Мне определенно не везло. Может, леший на меня обиделся за что-то? Я громко сказал вслух:

- Леший! Я знаю, что ты самый главный из всех лесных духов. Знаю, что ты самый добрый. Помоги мне добыть мяса. Много мне не нужно, только на еду. И вы, помощники лешего, добрые духи, соблюдающие порядок в этом лесу, помогите тоже!

Прокричал и сам испугался - вдруг духи на самом деле есть. Не успел я об этом подумать, как между двумя елями увидел силуэт мужика в кепке, куртке и галифе. Быстро отвел от него взгляд, огляделся вокруг и снова посмотрел в ту сторону. Но теперь там стояло обыкновенное сухое дерево. Господи, и померещится же!

День за днем я ходил на охоту, носил к зимовью дрова и мастерил маленькие нарты. На следующий день был, как говаривал наш замполит, светлый праздник - седьмое ноября. Я уже три месяца жил в тайге, оставалось всего ничего - три раза по столько же. Физически я окреп, но отсутствие собеседника сказывалось на моем настроении. И я до сих пор не добыл «настоящего» мяса.
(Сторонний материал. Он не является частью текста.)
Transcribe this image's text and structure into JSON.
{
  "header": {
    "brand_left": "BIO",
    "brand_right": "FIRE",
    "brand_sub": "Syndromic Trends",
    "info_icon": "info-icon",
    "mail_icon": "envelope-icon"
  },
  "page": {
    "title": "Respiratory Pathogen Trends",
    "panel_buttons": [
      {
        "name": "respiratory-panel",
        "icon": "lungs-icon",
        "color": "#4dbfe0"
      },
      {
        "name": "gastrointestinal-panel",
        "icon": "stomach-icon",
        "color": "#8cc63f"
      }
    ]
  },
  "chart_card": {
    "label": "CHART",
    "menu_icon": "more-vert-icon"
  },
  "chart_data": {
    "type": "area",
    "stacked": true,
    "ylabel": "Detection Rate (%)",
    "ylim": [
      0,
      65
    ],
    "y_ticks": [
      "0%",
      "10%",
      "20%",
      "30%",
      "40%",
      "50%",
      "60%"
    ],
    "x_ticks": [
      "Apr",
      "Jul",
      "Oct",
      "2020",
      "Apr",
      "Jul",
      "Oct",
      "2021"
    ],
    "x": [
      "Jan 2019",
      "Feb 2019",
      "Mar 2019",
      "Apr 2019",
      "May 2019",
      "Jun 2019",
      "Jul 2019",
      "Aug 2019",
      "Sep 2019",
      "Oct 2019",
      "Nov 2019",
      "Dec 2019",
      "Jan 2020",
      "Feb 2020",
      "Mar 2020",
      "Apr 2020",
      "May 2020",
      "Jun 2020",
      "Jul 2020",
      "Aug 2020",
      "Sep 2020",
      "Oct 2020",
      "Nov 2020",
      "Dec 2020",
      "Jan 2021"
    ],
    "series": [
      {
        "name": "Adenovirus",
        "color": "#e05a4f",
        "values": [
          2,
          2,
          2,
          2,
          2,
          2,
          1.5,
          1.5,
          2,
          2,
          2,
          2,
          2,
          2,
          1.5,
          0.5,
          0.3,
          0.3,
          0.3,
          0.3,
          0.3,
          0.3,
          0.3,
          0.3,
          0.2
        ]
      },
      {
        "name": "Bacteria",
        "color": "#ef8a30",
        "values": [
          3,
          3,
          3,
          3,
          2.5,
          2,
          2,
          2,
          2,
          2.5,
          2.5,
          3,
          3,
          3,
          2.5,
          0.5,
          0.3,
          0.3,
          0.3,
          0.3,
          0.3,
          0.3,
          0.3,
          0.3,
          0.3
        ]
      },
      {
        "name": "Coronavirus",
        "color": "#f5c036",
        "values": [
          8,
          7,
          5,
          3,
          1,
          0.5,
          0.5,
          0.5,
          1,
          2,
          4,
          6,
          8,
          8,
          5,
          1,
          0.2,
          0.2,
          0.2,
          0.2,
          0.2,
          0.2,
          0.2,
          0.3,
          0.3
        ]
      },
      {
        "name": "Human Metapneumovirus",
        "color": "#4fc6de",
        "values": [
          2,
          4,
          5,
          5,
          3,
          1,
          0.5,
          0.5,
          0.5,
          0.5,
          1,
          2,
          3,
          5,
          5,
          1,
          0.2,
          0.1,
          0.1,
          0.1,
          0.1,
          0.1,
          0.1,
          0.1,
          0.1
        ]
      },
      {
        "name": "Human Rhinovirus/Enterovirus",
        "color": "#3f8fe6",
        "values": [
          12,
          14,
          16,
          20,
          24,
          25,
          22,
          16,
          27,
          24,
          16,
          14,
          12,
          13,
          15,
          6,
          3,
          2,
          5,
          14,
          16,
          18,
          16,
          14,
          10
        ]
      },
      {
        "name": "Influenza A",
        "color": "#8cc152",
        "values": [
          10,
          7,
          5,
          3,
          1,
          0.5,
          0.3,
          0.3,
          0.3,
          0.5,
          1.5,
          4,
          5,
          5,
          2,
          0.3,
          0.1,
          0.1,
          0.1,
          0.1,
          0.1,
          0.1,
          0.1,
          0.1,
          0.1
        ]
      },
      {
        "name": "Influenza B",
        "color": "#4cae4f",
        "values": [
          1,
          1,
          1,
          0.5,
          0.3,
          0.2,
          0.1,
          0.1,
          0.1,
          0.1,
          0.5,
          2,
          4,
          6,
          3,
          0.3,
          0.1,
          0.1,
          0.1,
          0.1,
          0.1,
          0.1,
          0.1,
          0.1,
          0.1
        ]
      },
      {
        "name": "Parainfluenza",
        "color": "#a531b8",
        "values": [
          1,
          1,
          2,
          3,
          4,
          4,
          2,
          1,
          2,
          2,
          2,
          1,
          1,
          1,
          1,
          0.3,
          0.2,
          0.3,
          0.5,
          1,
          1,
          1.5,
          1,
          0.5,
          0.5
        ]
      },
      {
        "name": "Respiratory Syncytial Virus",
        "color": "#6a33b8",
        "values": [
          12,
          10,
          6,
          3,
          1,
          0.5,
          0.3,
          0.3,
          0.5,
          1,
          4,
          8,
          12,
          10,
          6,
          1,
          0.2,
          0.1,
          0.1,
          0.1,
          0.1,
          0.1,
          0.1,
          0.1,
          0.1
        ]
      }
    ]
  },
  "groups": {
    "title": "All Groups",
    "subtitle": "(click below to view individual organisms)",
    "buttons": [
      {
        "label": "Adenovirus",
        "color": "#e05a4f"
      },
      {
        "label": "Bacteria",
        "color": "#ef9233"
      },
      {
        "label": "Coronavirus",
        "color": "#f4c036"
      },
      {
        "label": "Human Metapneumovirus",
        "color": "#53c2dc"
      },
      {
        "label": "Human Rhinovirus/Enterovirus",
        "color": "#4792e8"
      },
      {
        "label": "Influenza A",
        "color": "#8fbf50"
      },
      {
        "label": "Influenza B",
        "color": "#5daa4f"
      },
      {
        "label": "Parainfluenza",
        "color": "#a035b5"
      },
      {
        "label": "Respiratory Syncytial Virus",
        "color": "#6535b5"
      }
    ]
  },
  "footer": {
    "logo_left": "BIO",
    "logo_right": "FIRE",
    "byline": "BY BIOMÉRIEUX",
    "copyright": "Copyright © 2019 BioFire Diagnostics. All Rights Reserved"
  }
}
Иногда, возвращаясь с охоты с пустыми руками, печальный и промерзший, я думал, что, наверное, все же какой-то злой дух этих мест прогоняет зверей из распадка. Для чего был нужен прошлый охотничий опыт, если я не могу добыть обыкновенного оленя. Казалось, я делал все, что в моих силах, но результата нет. Нужно обязательно его задобрить и угостить. Ясно, что просить надо лешего, живущего, по слухам, в лесной чащобе. Только он умеет обернуться в человека, дерево или медведя. Иногда он кричит и пугает людей, но меня он пока не пугал. Леший - звериный пастух, ему подчиняются все звери в лесу. Он охраняет лес и лесных зверей. Хотя надежнее было бы попросить местного духа, а не русского.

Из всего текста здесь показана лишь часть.